O promontório

Amanheço:

Lodo em toda parte. O tornozelo coberto por matérias pútridas. O sol de meio dia escaldante queimando as costas, seu reflexo a reina. Terra plana de gramíneas de cortantes folhas. Sem nuvens e a única coisa a vista é um penhasco, um promontório. No céu há alguns urubus, ou qualquer outra ave de grande porte nas alturas.

Estou caminhando com minha mula, ao lado tenho os mantimentos, mas não durará muito tempo. Duas garrafas de águas, algumas rapaduras e pequenos pães amanhecidos; preciso, porém, dividi-los com meu bem semovente – fazendo as contas, o resultado é claro: mantimentos para um dia. A distância estimada do promontório é de três quilómetros.

Não sei como parei aqui. Estava dormindo num aconchegante sofá e, de repente, acordei nessa desolação insondável com cheiro pútrido de matéria orgânica que há de estar aqui desde que o tempo é tempo. Já tentei afastar-me do cheiro com mascaras improvisadas, contudo tudo não passou de vã tentativa.

Agora me vem à memória. Eu estava sentado na poltrona e planejava limitar as respirações a uns punhados de inspirações. Estou morto? Provavelmente, está será a minha sina a partir de agora? Uma punição pelo encurtamento da vida, sim?

Caminho torpemente. A cada passo caminhado afasto-me da montanha que parece o paraíso! A Cada passo, mais passos à distância!

O oásis é o promontório. Os pássaros que outrora descrevi para lá voam ajudado pela corrente de ar ascendente! Atrás de mim, creem, vejo insondáveis pessoas ao mesmo caminho; algumas com aparência semimorta, outras de fisionomia intacta. Parece haver matizes, uma faixa na qual as pessoas são divididas baseadas na confortidade. Quanto mais longe da perfeição tão mais torpe o lugar.

Ao meu lado, a minha mula. A algumas distâncias à minha esquerda, uma senhora, à minha direita uma criança. Todos olham apaixonadamente a água diáfana do etéreo sonho. Todos carregam consigo um animal de estimação. Todos com alimentos encapsulados numa bolsa de couro. Todos com pés em lamas fétidas.

Já é noite. O tempo aqui passa rápido e no nosso destino ainda é dia – lá o sol não se pôs. Apesar de incansável viagem, retrocedi do benquisto destino. Minha mula reclama água, meu estômago faz o mesmo. A água é única, e parece-me que preciso tratá-lo bem. Ajudara-me a carregar o fardo, a tapar o torturante sol. Além disso, suspeito que o caminho da salvação é amar esse animal: mudo, estranho e carinhoso.

Decido dormir sobre seu abdómen e ele acata docemente. Nunca o vi rejeitar minha ordem e imagino que pode ajudar a explanar o acontecimento.
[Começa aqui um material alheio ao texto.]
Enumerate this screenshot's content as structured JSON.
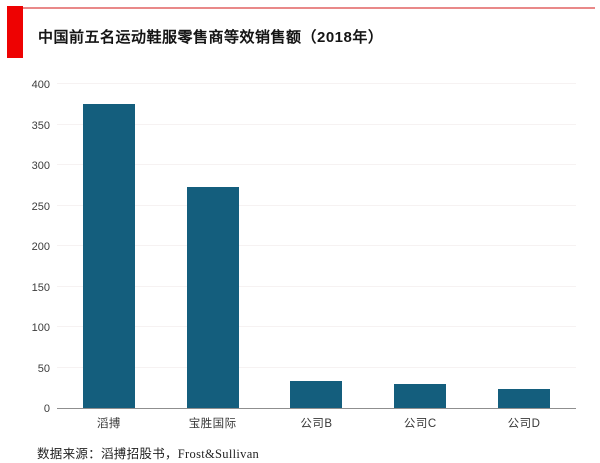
{
  "page": {
    "source_note": "数据来源：滔搏招股书，Frost&Sullivan"
  },
  "branding": {
    "accent_red": "#ee0202",
    "accent_line_red": "#e05b5b"
  },
  "chart_data": {
    "type": "bar",
    "title": "中国前五名运动鞋服零售商等效销售额（2018年）",
    "categories": [
      "滔搏",
      "宝胜国际",
      "公司B",
      "公司C",
      "公司D"
    ],
    "values": [
      375,
      273,
      33,
      30,
      23
    ],
    "xlabel": "",
    "ylabel": "",
    "ylim": [
      0,
      400
    ],
    "yticks": [
      0,
      50,
      100,
      150,
      200,
      250,
      300,
      350,
      400
    ],
    "grid": "horizontal-faint",
    "legend_position": "none",
    "bar_color": "#145E7D",
    "axis_color": "#8f8f8f",
    "gridline_color": "#f6f2f2"
  }
}
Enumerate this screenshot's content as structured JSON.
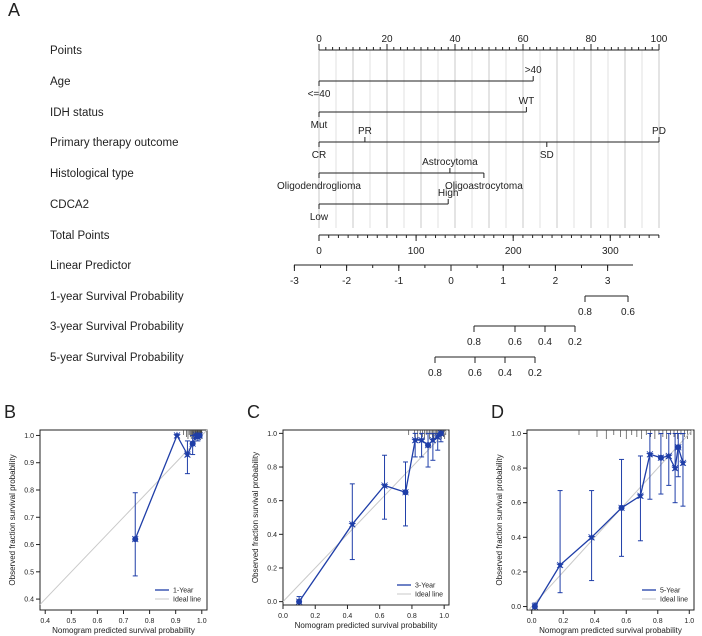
{
  "panel_labels": {
    "A": "A",
    "B": "B",
    "C": "C",
    "D": "D"
  },
  "chart_data": [
    {
      "type": "nomogram",
      "panel": "A",
      "rows": [
        {
          "label": "Points",
          "ticks": [
            {
              "v": 0,
              "t": "0"
            },
            {
              "v": 20,
              "t": "20"
            },
            {
              "v": 40,
              "t": "40"
            },
            {
              "v": 60,
              "t": "60"
            },
            {
              "v": 80,
              "t": "80"
            },
            {
              "v": 100,
              "t": "100"
            }
          ]
        },
        {
          "label": "Age",
          "levels": [
            {
              "pts": 0,
              "t": "<=40",
              "pos": "below"
            },
            {
              "pts": 63,
              "t": ">40",
              "pos": "above"
            }
          ]
        },
        {
          "label": "IDH status",
          "levels": [
            {
              "pts": 0,
              "t": "Mut",
              "pos": "below"
            },
            {
              "pts": 61,
              "t": "WT",
              "pos": "above"
            }
          ]
        },
        {
          "label": "Primary therapy outcome",
          "levels": [
            {
              "pts": 0,
              "t": "CR",
              "pos": "below"
            },
            {
              "pts": 13.5,
              "t": "PR",
              "pos": "above"
            },
            {
              "pts": 67,
              "t": "SD",
              "pos": "below"
            },
            {
              "pts": 100,
              "t": "PD",
              "pos": "above"
            }
          ]
        },
        {
          "label": "Histological type",
          "levels": [
            {
              "pts": 0,
              "t": "Oligodendroglioma",
              "pos": "below"
            },
            {
              "pts": 38.5,
              "t": "Astrocytoma",
              "pos": "above"
            },
            {
              "pts": 48.5,
              "t": "Oligoastrocytoma",
              "pos": "below"
            }
          ]
        },
        {
          "label": "CDCA2",
          "levels": [
            {
              "pts": 0,
              "t": "Low",
              "pos": "below"
            },
            {
              "pts": 38,
              "t": "High",
              "pos": "above"
            }
          ]
        },
        {
          "label": "Total Points",
          "ticks": [
            {
              "v": 0,
              "t": "0"
            },
            {
              "v": 100,
              "t": "100"
            },
            {
              "v": 200,
              "t": "200"
            },
            {
              "v": 300,
              "t": "300"
            }
          ]
        },
        {
          "label": "Linear Predictor",
          "ticks": [
            {
              "v": -3,
              "t": "-3"
            },
            {
              "v": -2,
              "t": "-2"
            },
            {
              "v": -1,
              "t": "-1"
            },
            {
              "v": 0,
              "t": "0"
            },
            {
              "v": 1,
              "t": "1"
            },
            {
              "v": 2,
              "t": "2"
            },
            {
              "v": 3,
              "t": "3"
            }
          ]
        },
        {
          "label": "1-year Survival Probability",
          "ticks": [
            {
              "v": 0.8,
              "t": "0.8"
            },
            {
              "v": 0.6,
              "t": "0.6"
            }
          ]
        },
        {
          "label": "3-year Survival Probability",
          "ticks": [
            {
              "v": 0.8,
              "t": "0.8"
            },
            {
              "v": 0.6,
              "t": "0.6"
            },
            {
              "v": 0.4,
              "t": "0.4"
            },
            {
              "v": 0.2,
              "t": "0.2"
            }
          ]
        },
        {
          "label": "5-year Survival Probability",
          "ticks": [
            {
              "v": 0.8,
              "t": "0.8"
            },
            {
              "v": 0.6,
              "t": "0.6"
            },
            {
              "v": 0.4,
              "t": "0.4"
            },
            {
              "v": 0.2,
              "t": "0.2"
            }
          ]
        }
      ]
    },
    {
      "type": "line",
      "panel": "B",
      "xlabel": "Nomogram predicted survival probability",
      "ylabel": "Observed fraction survival probability",
      "xlim": [
        0.38,
        1.02
      ],
      "ylim": [
        0.36,
        1.02
      ],
      "xticks": [
        "0.4",
        "0.5",
        "0.6",
        "0.7",
        "0.8",
        "0.9",
        "1.0"
      ],
      "yticks": [
        "0.4",
        "0.5",
        "0.6",
        "0.7",
        "0.8",
        "0.9",
        "1.0"
      ],
      "legend": {
        "position": "bottom-right",
        "entries": [
          "1-Year",
          "Ideal line"
        ]
      },
      "series": [
        {
          "name": "1-Year",
          "color": "#1f3ea8",
          "points": [
            {
              "x": 0.745,
              "y": 0.62,
              "lo": 0.485,
              "hi": 0.79
            },
            {
              "x": 0.905,
              "y": 1.0,
              "lo": 1.0,
              "hi": 1.0
            },
            {
              "x": 0.945,
              "y": 0.93,
              "lo": 0.86,
              "hi": 0.98
            },
            {
              "x": 0.965,
              "y": 0.97,
              "lo": 0.93,
              "hi": 1.0
            },
            {
              "x": 0.978,
              "y": 1.0,
              "lo": 0.99,
              "hi": 1.0
            },
            {
              "x": 0.985,
              "y": 0.995,
              "lo": 0.98,
              "hi": 1.0
            },
            {
              "x": 0.992,
              "y": 1.0,
              "lo": 1.0,
              "hi": 1.0
            }
          ]
        }
      ]
    },
    {
      "type": "line",
      "panel": "C",
      "xlabel": "Nomogram predicted survival probability",
      "ylabel": "Observed fraction survival probability",
      "xlim": [
        0.0,
        1.03
      ],
      "ylim": [
        -0.02,
        1.02
      ],
      "xticks": [
        "0.0",
        "0.2",
        "0.4",
        "0.6",
        "0.8",
        "1.0"
      ],
      "yticks": [
        "0.0",
        "0.2",
        "0.4",
        "0.6",
        "0.8",
        "1.0"
      ],
      "legend": {
        "position": "bottom-right",
        "entries": [
          "3-Year",
          "Ideal line"
        ]
      },
      "series": [
        {
          "name": "3-Year",
          "color": "#1f3ea8",
          "points": [
            {
              "x": 0.1,
              "y": 0.0,
              "lo": 0.0,
              "hi": 0.03
            },
            {
              "x": 0.43,
              "y": 0.46,
              "lo": 0.25,
              "hi": 0.7
            },
            {
              "x": 0.63,
              "y": 0.69,
              "lo": 0.49,
              "hi": 0.87
            },
            {
              "x": 0.76,
              "y": 0.65,
              "lo": 0.45,
              "hi": 0.83
            },
            {
              "x": 0.82,
              "y": 0.96,
              "lo": 0.86,
              "hi": 1.0
            },
            {
              "x": 0.86,
              "y": 0.96,
              "lo": 0.86,
              "hi": 1.0
            },
            {
              "x": 0.9,
              "y": 0.93,
              "lo": 0.8,
              "hi": 1.0
            },
            {
              "x": 0.93,
              "y": 0.96,
              "lo": 0.84,
              "hi": 1.0
            },
            {
              "x": 0.96,
              "y": 0.98,
              "lo": 0.9,
              "hi": 1.0
            },
            {
              "x": 0.98,
              "y": 1.0,
              "lo": 0.95,
              "hi": 1.0
            }
          ]
        }
      ]
    },
    {
      "type": "line",
      "panel": "D",
      "xlabel": "Nomogram predicted survival probability",
      "ylabel": "Observed fraction survival probability",
      "xlim": [
        -0.03,
        1.03
      ],
      "ylim": [
        -0.02,
        1.02
      ],
      "xticks": [
        "0.0",
        "0.2",
        "0.4",
        "0.6",
        "0.8",
        "1.0"
      ],
      "yticks": [
        "0.0",
        "0.2",
        "0.4",
        "0.6",
        "0.8",
        "1.0"
      ],
      "legend": {
        "position": "bottom-right",
        "entries": [
          "5-Year",
          "Ideal line"
        ]
      },
      "series": [
        {
          "name": "5-Year",
          "color": "#1f3ea8",
          "points": [
            {
              "x": 0.02,
              "y": 0.0,
              "lo": 0.0,
              "hi": 0.02
            },
            {
              "x": 0.18,
              "y": 0.24,
              "lo": 0.08,
              "hi": 0.67
            },
            {
              "x": 0.38,
              "y": 0.4,
              "lo": 0.15,
              "hi": 0.67
            },
            {
              "x": 0.57,
              "y": 0.57,
              "lo": 0.29,
              "hi": 0.85
            },
            {
              "x": 0.69,
              "y": 0.64,
              "lo": 0.38,
              "hi": 0.87
            },
            {
              "x": 0.75,
              "y": 0.88,
              "lo": 0.62,
              "hi": 1.0
            },
            {
              "x": 0.82,
              "y": 0.86,
              "lo": 0.65,
              "hi": 1.0
            },
            {
              "x": 0.87,
              "y": 0.87,
              "lo": 0.7,
              "hi": 1.0
            },
            {
              "x": 0.91,
              "y": 0.8,
              "lo": 0.6,
              "hi": 1.0
            },
            {
              "x": 0.93,
              "y": 0.92,
              "lo": 0.75,
              "hi": 1.0
            },
            {
              "x": 0.96,
              "y": 0.83,
              "lo": 0.58,
              "hi": 1.0
            }
          ]
        }
      ]
    }
  ]
}
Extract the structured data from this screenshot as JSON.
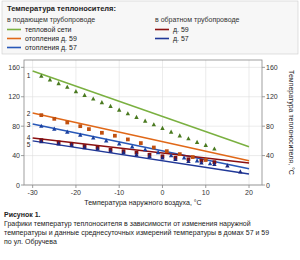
{
  "chart_data": {
    "type": "line",
    "title": "Температура теплоносителя:",
    "xlabel": "Температура наружного воздуха, °C",
    "ylabel": "Температура теплоносителя, °C",
    "caption": [
      "Рисунок 1.",
      "Графики температур теплоносителя в зависимости от изменения наружной",
      "температуры и данные среднесуточных измерений температуры в домах 57 и 59",
      "по ул. Обручева"
    ],
    "xlim": [
      -32,
      23
    ],
    "ylim": [
      0,
      170
    ],
    "xticks": [
      -30,
      -20,
      -10,
      0,
      10,
      20
    ],
    "yticks": [
      0,
      40,
      80,
      120,
      160
    ],
    "grid": true,
    "series": [
      {
        "name": "тепловой сети",
        "legend_group": "в подающем трубопроводе",
        "type": "line",
        "color": "#7ab040",
        "x": [
          -30,
          20
        ],
        "values": [
          155,
          52
        ]
      },
      {
        "name": "отопления д. 59",
        "type": "line",
        "color": "#e06818",
        "x": [
          -30,
          20
        ],
        "values": [
          98,
          33
        ]
      },
      {
        "name": "отопления д. 57",
        "type": "line",
        "color": "#2858b8",
        "x": [
          -30,
          20
        ],
        "values": [
          83,
          22
        ]
      },
      {
        "name": "д. 59",
        "legend_group": "в обратном трубопроводе",
        "type": "line",
        "color": "#8b1010",
        "x": [
          -30,
          20
        ],
        "values": [
          64,
          30
        ]
      },
      {
        "name": "д. 57",
        "type": "line",
        "color": "#203898",
        "x": [
          -30,
          20
        ],
        "values": [
          60,
          15
        ]
      },
      {
        "type": "scatter",
        "color": "#4a7a20",
        "marker": "triangle",
        "x": [
          -28,
          -26,
          -24,
          -22,
          -20,
          -18,
          -16,
          -14,
          -12,
          -10,
          -8,
          -6,
          -4,
          -2,
          0,
          2,
          4,
          6,
          8,
          10,
          12
        ],
        "values": [
          148,
          143,
          138,
          133,
          127,
          122,
          117,
          112,
          107,
          102,
          97,
          92,
          87,
          82,
          77,
          72,
          67,
          63,
          58,
          54,
          49
        ]
      },
      {
        "type": "scatter",
        "color": "#c05010",
        "marker": "square",
        "x": [
          -28,
          -25,
          -22,
          -19,
          -17,
          -14,
          -11,
          -8,
          -5,
          -2,
          1,
          4,
          7,
          10
        ],
        "values": [
          95,
          90,
          85,
          80,
          76,
          71,
          67,
          62,
          57,
          51,
          46,
          42,
          38,
          34
        ]
      },
      {
        "type": "scatter",
        "color": "#1a40a0",
        "marker": "triangle",
        "x": [
          -28,
          -25,
          -22,
          -19,
          -16,
          -13,
          -10,
          -7,
          -4,
          -1,
          2,
          5,
          8,
          11
        ],
        "values": [
          80,
          76,
          72,
          68,
          64,
          60,
          56,
          52,
          48,
          44,
          40,
          37,
          33,
          29
        ]
      },
      {
        "type": "scatter",
        "color": "#801010",
        "marker": "square",
        "x": [
          -28,
          -24,
          -21,
          -18,
          -15,
          -12,
          -9,
          -6,
          -3,
          0,
          3,
          6,
          9,
          12
        ],
        "values": [
          61,
          58,
          56,
          53,
          51,
          48,
          46,
          44,
          41,
          39,
          37,
          35,
          33,
          31
        ]
      },
      {
        "type": "scatter",
        "color": "#1a2880",
        "marker": "triangle",
        "x": [
          -28,
          -24,
          -21,
          -18,
          -15,
          -12,
          -9,
          -6,
          -3,
          0,
          3,
          6,
          9,
          12,
          15,
          18
        ],
        "values": [
          59,
          56,
          54,
          51,
          49,
          46,
          44,
          41,
          39,
          37,
          35,
          32,
          30,
          28,
          26,
          18
        ]
      }
    ],
    "annotations": [
      {
        "text": "1",
        "x": -30.5,
        "y": 148
      },
      {
        "text": "2",
        "x": -30.5,
        "y": 96
      },
      {
        "text": "3",
        "x": -30.5,
        "y": 81
      },
      {
        "text": "4",
        "x": -30.5,
        "y": 63
      },
      {
        "text": "5",
        "x": -30.5,
        "y": 58
      }
    ]
  }
}
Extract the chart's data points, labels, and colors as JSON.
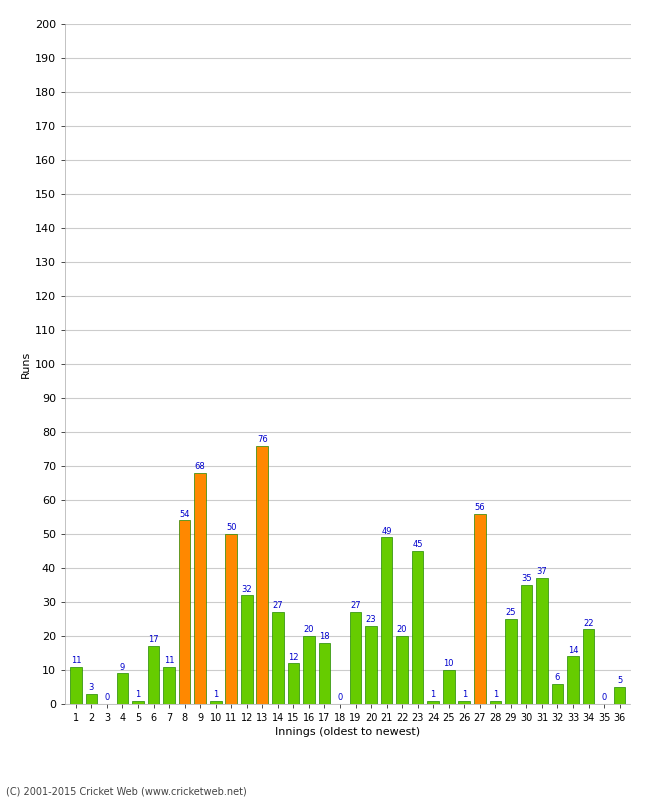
{
  "innings": [
    1,
    2,
    3,
    4,
    5,
    6,
    7,
    8,
    9,
    10,
    11,
    12,
    13,
    14,
    15,
    16,
    17,
    18,
    19,
    20,
    21,
    22,
    23,
    24,
    25,
    26,
    27,
    28,
    29,
    30,
    31,
    32,
    33,
    34,
    35,
    36
  ],
  "values": [
    11,
    3,
    0,
    9,
    1,
    17,
    11,
    54,
    68,
    1,
    50,
    32,
    76,
    27,
    12,
    20,
    18,
    0,
    27,
    23,
    49,
    20,
    45,
    1,
    10,
    1,
    56,
    1,
    25,
    35,
    37,
    6,
    14,
    22,
    0,
    5
  ],
  "bar_colors": [
    "#66cc00",
    "#66cc00",
    "#66cc00",
    "#66cc00",
    "#66cc00",
    "#66cc00",
    "#66cc00",
    "#ff8800",
    "#ff8800",
    "#66cc00",
    "#ff8800",
    "#66cc00",
    "#ff8800",
    "#66cc00",
    "#66cc00",
    "#66cc00",
    "#66cc00",
    "#66cc00",
    "#66cc00",
    "#66cc00",
    "#66cc00",
    "#66cc00",
    "#66cc00",
    "#66cc00",
    "#66cc00",
    "#66cc00",
    "#ff8800",
    "#66cc00",
    "#66cc00",
    "#66cc00",
    "#66cc00",
    "#66cc00",
    "#66cc00",
    "#66cc00",
    "#66cc00",
    "#66cc00"
  ],
  "ylabel": "Runs",
  "xlabel": "Innings (oldest to newest)",
  "ylim": [
    0,
    200
  ],
  "yticks": [
    0,
    10,
    20,
    30,
    40,
    50,
    60,
    70,
    80,
    90,
    100,
    110,
    120,
    130,
    140,
    150,
    160,
    170,
    180,
    190,
    200
  ],
  "label_color": "#0000cc",
  "bar_edge_color": "#228800",
  "background_color": "#ffffff",
  "grid_color": "#cccccc",
  "footer": "(C) 2001-2015 Cricket Web (www.cricketweb.net)"
}
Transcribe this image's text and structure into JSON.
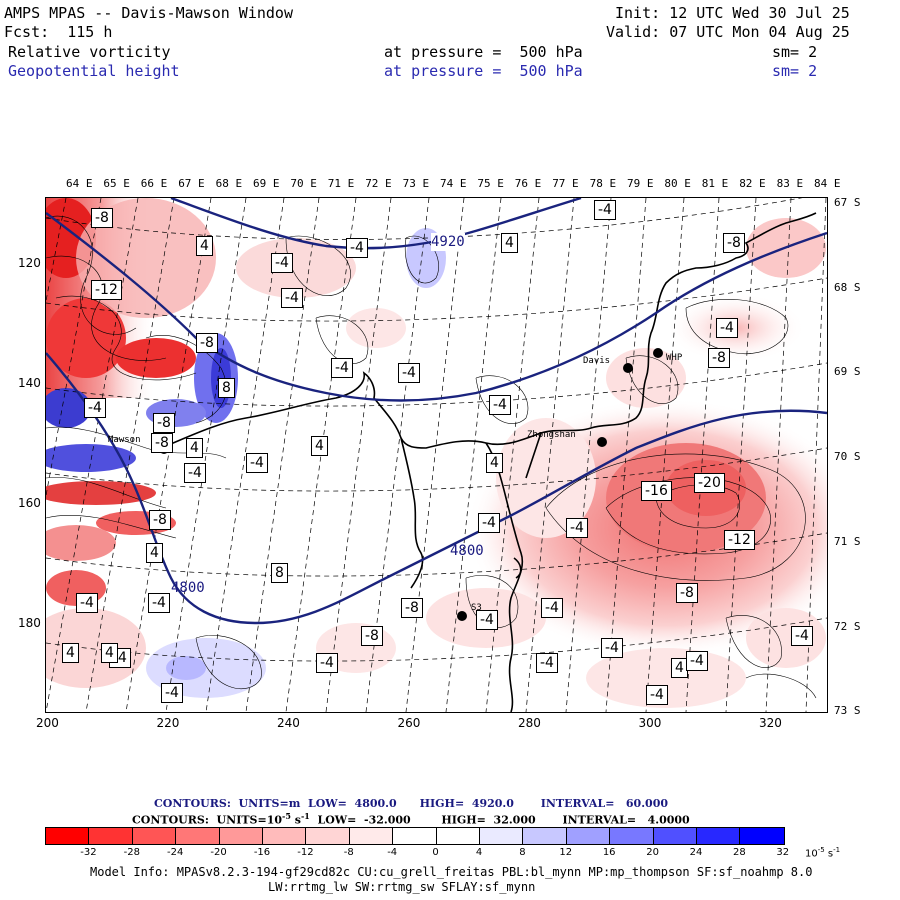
{
  "header": {
    "title": "AMPS MPAS -- Davis-Mawson Window",
    "init": "Init: 12 UTC Wed 30 Jul 25",
    "fcst": "Fcst:  115 h",
    "valid": "Valid: 07 UTC Mon 04 Aug 25",
    "field1_name": "Relative vorticity",
    "field1_level": "at pressure =  500 hPa",
    "field1_sm": "sm= 2",
    "field2_name": "Geopotential height",
    "field2_level": "at pressure =  500 hPa",
    "field2_sm": "sm= 2"
  },
  "axes": {
    "lon_labels": [
      "64 E",
      "65 E",
      "66 E",
      "67 E",
      "68 E",
      "69 E",
      "70 E",
      "71 E",
      "72 E",
      "73 E",
      "74 E",
      "75 E",
      "76 E",
      "77 E",
      "78 E",
      "79 E",
      "80 E",
      "81 E",
      "82 E",
      "83 E",
      "84 E"
    ],
    "lat_labels": [
      "67 S",
      "68 S",
      "69 S",
      "70 S",
      "71 S",
      "72 S",
      "73 S"
    ],
    "x_ticks": [
      "200",
      "220",
      "240",
      "260",
      "280",
      "300",
      "320"
    ],
    "y_ticks": [
      "120",
      "140",
      "160",
      "180"
    ]
  },
  "map": {
    "stations": [
      {
        "name": "Mawson",
        "label": "Mawson"
      },
      {
        "name": "Davis",
        "label": "Davis"
      },
      {
        "name": "WHP",
        "label": "WHP"
      },
      {
        "name": "Zhongshan",
        "label": "Zhongshan"
      },
      {
        "name": "S3",
        "label": "S3"
      }
    ],
    "height_contour_labels": [
      "4920",
      "4800",
      "4800"
    ],
    "vorticity_boxes": [
      "-8",
      "4",
      "-4",
      "-12",
      "-4",
      "-8",
      "8",
      "-4",
      "-4",
      "-8",
      "4",
      "4",
      "-4",
      "-4",
      "4",
      "-4",
      "-8",
      "-4",
      "4",
      "4",
      "-4",
      "-4",
      "-4",
      "4",
      "4",
      "-4",
      "-8",
      "-4",
      "-4",
      "-4",
      "-4",
      "4",
      "-4",
      "-4",
      "-4",
      "-8",
      "-4",
      "-8",
      "-16",
      "-20",
      "-12",
      "-8",
      "-4",
      "-4",
      "-4",
      "-8",
      "8",
      "-8",
      "-4",
      "-4"
    ],
    "colors": {
      "height_contour": "#1a237e",
      "coast": "#000000",
      "station": "#000000"
    }
  },
  "contours_info": {
    "line1": "CONTOURS:  UNITS=m  LOW=  4800.0      HIGH=  4920.0       INTERVAL=   60.000",
    "line2_prefix": "CONTOURS:  UNITS=10",
    "line2_exp": "-5",
    "line2_s": " s",
    "line2_sexp": "-1",
    "line2_rest": "  LOW=  -32.000        HIGH=  32.000       INTERVAL=   4.0000"
  },
  "colorbar": {
    "ticks": [
      "-32",
      "-28",
      "-24",
      "-20",
      "-16",
      "-12",
      "-8",
      "-4",
      "0",
      "4",
      "8",
      "12",
      "16",
      "20",
      "24",
      "28",
      "32"
    ],
    "units": "10",
    "units_exp": "-5",
    "units_s": " s",
    "units_sexp": "-1",
    "colors": [
      "#ff0000",
      "#ff3333",
      "#ff5555",
      "#ff7777",
      "#ff9999",
      "#ffbbbb",
      "#ffd5d5",
      "#ffeaea",
      "#ffffff",
      "#ffffff",
      "#eaeaff",
      "#c8c8ff",
      "#a0a0ff",
      "#7878ff",
      "#5050ff",
      "#2828ff",
      "#0000ff"
    ]
  },
  "footer": {
    "model_info": "Model Info: MPASv8.2.3-194-gf29cd82c CU:cu_grell_freitas PBL:bl_mynn MP:mp_thompson SF:sf_noahmp 8.0",
    "model_info2": "LW:rrtmg_lw SW:rrtmg_sw SFLAY:sf_mynn"
  }
}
Desconfio mais: que ele confirme ou rejeite a minha hipótese outrora levantada: estou morto pagando meus pecados. Digo algumas esperançosas palavras ao vento gélido que enregela as palavras. É difícil pronunciá-las, temo que a tornar-me-ei mudo.

A criança e a idosa, apesar do gélido ambiente, afasta-se para seus retiros com os respectivos animais que são acarinhados e afagados com amor. Ao fazer o ato altruísta teletransportam-se à próxima banda: menos repugnante, e de mitigada áurea mortuária: mais próxima do oasis!

Adormeço.

Acordo:

Num hospital emergencial. O médico examina a bula enquanto abro as sortudas pálpebras. Digo sobre o animal, sobre o oásis, sobre o ambiente pútrido para todos a minha volta. Minha mãe me afaga chorosa, cachorro ao lado; amigos perto da porta. Embora tudo não passasse de um sonho, ou experiência quase morte, aprendi muitas lições. Afaguei meus pais, meu cachorro e àqueles que me salvara – e vi neles o oásis que tanto procurava.